Predigtreihe: 1. Korinther 13, 2011

1. Korinther 13, 1-3, verfasst von Manfred Gerke

 

Auf dem Weg zum Himmel

Liebe Gemeinde, es waren einmal viele Tiere auf dem Weg zum Himmel. Ein Weiser mit dem gleichen Ziel schloss sich ihnen an und fragte sie nach ihrem Leben. Da zählte ein Fuchs seine Abenteu­er auf, ein Eichhörnchen berichtete von seinem beweglichen Dasein, eine Schleie schwamm ihr Leben in großen Zügen vor, ein Hahn tat sich wichtig mit seinen Pflichten, ein Re­genwurm murmelte dunkle Dinge, und ein Floh wusste viel Menschli­ches.

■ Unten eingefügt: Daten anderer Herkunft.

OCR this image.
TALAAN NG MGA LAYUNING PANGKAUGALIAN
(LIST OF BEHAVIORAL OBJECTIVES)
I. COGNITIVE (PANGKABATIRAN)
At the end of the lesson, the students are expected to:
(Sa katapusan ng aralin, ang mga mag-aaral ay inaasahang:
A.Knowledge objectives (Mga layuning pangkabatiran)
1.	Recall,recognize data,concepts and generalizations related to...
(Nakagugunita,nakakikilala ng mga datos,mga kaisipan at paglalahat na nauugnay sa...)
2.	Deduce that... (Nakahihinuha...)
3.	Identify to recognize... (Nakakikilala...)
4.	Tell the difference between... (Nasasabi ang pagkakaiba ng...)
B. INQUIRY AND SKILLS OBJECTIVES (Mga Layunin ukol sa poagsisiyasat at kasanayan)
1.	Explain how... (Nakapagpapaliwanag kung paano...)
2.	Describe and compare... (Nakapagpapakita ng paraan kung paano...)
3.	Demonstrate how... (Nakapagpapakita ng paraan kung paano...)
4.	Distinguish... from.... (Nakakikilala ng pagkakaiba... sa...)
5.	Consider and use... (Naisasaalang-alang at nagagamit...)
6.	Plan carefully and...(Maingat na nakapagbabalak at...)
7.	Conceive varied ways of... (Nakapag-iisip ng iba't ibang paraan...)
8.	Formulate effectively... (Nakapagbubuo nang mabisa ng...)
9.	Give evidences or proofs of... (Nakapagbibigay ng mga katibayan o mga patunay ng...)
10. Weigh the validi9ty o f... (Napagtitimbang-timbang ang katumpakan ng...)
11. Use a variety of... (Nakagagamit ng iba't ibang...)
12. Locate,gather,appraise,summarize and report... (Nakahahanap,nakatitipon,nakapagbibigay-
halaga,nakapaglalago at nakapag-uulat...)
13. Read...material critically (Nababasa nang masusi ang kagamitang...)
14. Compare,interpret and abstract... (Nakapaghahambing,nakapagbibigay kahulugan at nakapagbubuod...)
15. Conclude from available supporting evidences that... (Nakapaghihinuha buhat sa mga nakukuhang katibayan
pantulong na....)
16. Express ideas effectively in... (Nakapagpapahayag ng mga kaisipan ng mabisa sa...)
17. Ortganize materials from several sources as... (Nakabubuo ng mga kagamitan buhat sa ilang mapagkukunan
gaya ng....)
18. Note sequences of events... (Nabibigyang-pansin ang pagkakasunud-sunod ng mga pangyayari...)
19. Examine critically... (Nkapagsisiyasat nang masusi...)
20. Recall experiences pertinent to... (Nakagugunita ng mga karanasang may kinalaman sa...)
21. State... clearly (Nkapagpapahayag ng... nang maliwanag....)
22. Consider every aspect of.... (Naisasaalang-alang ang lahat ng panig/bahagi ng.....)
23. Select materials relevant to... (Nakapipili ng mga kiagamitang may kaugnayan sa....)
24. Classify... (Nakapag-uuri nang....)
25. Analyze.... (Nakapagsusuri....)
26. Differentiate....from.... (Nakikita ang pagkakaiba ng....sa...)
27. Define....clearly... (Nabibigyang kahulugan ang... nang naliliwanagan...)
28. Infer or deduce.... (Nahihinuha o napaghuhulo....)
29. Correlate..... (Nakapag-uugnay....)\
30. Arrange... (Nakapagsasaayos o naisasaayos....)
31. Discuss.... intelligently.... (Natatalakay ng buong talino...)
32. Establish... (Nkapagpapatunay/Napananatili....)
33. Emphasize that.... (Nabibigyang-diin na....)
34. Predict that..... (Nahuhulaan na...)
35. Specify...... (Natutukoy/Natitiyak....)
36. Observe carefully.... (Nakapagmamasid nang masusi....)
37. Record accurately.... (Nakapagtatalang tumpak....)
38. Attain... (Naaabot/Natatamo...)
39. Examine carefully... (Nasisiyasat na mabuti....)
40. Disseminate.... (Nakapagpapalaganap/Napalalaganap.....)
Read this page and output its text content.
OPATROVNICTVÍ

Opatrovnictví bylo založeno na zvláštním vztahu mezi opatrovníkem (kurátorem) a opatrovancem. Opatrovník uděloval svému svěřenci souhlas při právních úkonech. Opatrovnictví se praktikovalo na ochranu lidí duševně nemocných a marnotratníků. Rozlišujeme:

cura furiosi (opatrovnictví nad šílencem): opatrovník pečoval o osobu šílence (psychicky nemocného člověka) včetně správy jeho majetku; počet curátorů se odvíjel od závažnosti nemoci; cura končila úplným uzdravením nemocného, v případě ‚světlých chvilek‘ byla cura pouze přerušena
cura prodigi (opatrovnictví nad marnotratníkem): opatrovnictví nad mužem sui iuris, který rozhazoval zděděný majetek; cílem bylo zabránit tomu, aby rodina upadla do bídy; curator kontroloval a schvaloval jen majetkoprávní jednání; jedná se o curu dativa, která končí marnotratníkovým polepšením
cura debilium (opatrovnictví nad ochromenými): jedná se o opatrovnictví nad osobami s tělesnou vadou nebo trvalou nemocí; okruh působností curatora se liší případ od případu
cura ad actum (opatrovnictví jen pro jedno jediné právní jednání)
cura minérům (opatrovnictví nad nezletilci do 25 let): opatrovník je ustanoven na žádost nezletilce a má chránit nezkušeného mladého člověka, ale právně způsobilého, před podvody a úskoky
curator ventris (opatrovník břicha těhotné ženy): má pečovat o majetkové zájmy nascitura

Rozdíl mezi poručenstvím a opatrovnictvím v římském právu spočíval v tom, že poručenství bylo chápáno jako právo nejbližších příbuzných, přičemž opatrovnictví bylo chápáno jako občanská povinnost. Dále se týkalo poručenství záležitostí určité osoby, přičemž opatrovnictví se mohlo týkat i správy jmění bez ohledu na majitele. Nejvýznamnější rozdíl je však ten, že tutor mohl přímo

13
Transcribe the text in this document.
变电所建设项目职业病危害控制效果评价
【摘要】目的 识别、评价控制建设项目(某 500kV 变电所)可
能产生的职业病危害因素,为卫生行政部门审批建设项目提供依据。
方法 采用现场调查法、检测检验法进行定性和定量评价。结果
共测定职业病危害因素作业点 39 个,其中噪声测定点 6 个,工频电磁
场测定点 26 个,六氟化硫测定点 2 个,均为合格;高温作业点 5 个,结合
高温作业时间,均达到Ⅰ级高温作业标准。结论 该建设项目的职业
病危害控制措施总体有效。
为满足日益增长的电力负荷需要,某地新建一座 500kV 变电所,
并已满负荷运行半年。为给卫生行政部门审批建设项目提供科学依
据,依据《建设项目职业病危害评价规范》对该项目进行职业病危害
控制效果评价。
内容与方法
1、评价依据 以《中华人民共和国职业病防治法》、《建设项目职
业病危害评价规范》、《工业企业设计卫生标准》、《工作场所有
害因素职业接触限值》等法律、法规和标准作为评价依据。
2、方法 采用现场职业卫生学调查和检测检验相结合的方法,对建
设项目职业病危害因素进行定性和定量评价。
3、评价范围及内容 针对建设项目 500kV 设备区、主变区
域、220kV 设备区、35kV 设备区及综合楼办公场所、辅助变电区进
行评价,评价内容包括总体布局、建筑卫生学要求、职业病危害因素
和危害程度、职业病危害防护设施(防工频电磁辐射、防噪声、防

Als es aber an der Eidechse war zu reden, schwieg sie. Der Weise war­tete, die Eidechse schwieg, der Wei­se gab ihr gute Worte, die Eidechse schwieg, der Weise bot seine ganze Weisheit auf, die Eidechse schwieg noch immer. Schließlich, als sie schon dem Himmel nahe waren, züngelte sie ein bisschen, blinzelte einmal und sagte: „Ich habe mich gesonnt."

Klasse, diese Eidechse! Sie prahlt nicht. Sie erzählt nicht, was sie Besonderes geleistet hat. Sie sagt schlicht und einfach: Ich habe mich gesonnt.

So geht es doch vom Kindergarten bis zum Seniorenkreis: Jeder berichtet gern von dem, was er oder sie gut kann, was gelungen ist. Ist ja auch nicht schlimm. Warum sollen wir nicht auch ein bisschen stolz sein? Doch oft läuft es auf ein Vergleichen hinaus, ein Sich-messen, auf den großen Wettbewerb: Wer ist der Größte, der Beste, der Schnellste, der Klügste...?

Modellgemeinde Korinth

So war das auch in der Gemeinde in Korinth. Schade, dass wir da nicht Mäuschen spielen und so ein Stück Alltag live erleben können. Da war was los. Korinth, eine wichtige Hafenstadt, hier pulsierte das Leben. Menschen aus aller Welt.

Und eine christliche Gemeinde mit Format und Ausstrahlung. Sicherlich wenig Prominenz, viele Sklaven, Hafenarbeiter, Menschen aus unteren sozialen Schichten, aber Menschen, die begeistert waren vom neuen Glauben, sich anstecken ließen, mitmachten und besondere Gaben und Fähigkeiten entfalteten.

Kurzum, eine Gemeinde voller Leben. Und doch, wenn man hinter die Kulissen schaut, sieht man auch das eine oder andere: es gibt Streit, Rechthaberei und Konkurrenz. Nicht nur einzelne Verfehlungen. Selbst die Abendmahlsfeier, das Zentrum der Gemeinde, droht zu zerbrechen. Es ist nicht alles Gold, was glänzt.

Und so entwirft der Apostel Paulus in seinem Brief den Traum von einer Gemeinde. Eine Gemeinde, die zusammenhält und zusammenpasst. Sie ist wie ein Leib mit vielen Organen und Gliedern - und alles gehört zusammen. Hier ist Platz für die einzelnen Gaben, hier im Leib Christi können sie sich entfalten.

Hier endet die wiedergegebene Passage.